In March 1944, Hessel, a German-born and recently naturalized Frenchman who had joined the Free French in London, parachuted into occupied France in order to organize communication lines among resistance groups. Soon captured and tortured by the Nazis, Hessel was then imprisoned at Buchenwald. He eventually escaped and joined an American regiment that entered liberated Paris on May 8. Joining the French diplomatic corps, Hessel was sent to the United Nations, where he joined Eleanor Roosevelt's committee and helped shape the Universal Declaration of Human Rights. He subsequently served as an advisor to Pierre Mendès-France, the French prime minister who both won and lost office in the mid-1950s because of his insistence on speaking truthfully to his country.

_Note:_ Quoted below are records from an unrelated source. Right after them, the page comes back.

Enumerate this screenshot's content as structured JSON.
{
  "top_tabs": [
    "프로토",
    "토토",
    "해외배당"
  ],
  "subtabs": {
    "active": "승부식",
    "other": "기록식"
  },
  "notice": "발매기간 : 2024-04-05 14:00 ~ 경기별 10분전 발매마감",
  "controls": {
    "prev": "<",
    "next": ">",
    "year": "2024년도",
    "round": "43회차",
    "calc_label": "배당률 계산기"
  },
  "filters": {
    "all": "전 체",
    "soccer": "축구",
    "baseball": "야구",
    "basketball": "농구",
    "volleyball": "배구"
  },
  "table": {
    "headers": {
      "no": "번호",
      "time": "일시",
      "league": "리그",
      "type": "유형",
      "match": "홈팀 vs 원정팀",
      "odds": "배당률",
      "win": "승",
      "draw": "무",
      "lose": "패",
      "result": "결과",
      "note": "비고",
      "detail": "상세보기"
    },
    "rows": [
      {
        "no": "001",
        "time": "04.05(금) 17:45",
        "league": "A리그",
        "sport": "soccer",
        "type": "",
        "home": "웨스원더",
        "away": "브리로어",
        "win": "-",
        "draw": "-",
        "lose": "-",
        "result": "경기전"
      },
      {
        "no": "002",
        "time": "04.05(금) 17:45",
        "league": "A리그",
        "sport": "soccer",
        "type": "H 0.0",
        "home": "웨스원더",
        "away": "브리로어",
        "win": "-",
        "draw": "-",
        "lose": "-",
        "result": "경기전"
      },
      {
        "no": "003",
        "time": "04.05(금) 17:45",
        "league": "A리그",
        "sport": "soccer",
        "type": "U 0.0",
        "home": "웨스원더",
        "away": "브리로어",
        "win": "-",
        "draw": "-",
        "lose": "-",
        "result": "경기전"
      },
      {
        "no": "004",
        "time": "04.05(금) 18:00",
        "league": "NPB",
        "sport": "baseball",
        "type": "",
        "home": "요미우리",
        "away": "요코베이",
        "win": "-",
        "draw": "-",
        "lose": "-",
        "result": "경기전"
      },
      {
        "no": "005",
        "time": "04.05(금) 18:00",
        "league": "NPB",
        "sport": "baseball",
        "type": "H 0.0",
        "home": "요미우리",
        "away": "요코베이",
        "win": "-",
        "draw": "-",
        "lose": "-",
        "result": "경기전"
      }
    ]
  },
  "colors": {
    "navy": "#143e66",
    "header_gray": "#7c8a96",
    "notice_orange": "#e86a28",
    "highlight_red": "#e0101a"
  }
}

As his memoir's title declares, Hessel had until then "danced with the century." But after he retired as a diplomat, Hessel began to lead the dance. In the mid-1990s, he became the official mediator between the French government and several hundred African sans-papiers (undocumented aliens) who had barricaded themselves in a Paris church to resist deportation. A surprise police sweep of the church, followed by the protestors' arrest and deportation, outraged Hessel.
"Being myself an immigrant," he declared, "I cannot help but take an interest in other immigrants."
No less important, this conviction, which subsequently led him to speak forcefully on behalf of the Roma in France and (to the great displeasure of many French Jews) of Palestinians in Gaza and the West Bank, was codified in a historical document, known simply as the "Charter," which always remained Hessel's touchstone.
Shortly before Hessel flew across the Channel in 1944 to parachute into France, he learned that the French Resistance published clandestinely a document titled "Program of the Council for National Liberation." In effect, this manifesto, quickly dubbed the "Charter," announced that France's liberation would only start, not end, with the defeat of the Nazis. Resistance, for these men and women, was the first step to revolution.
The CNL had a certain idea of revolution: the struggle begun against the Nazis had to be carried on against oppressive social and political forces entrenched in pre-war France. The Charter led off with grand principles -- "the respect of the human person" and the "absolute equality for all citizens before the law" -- and followed with a list of equally ambitious economic rights: the demand for a "true economic and social democracy," the guarantee that "particular interests obey general interest" and worker participation in the management of companies.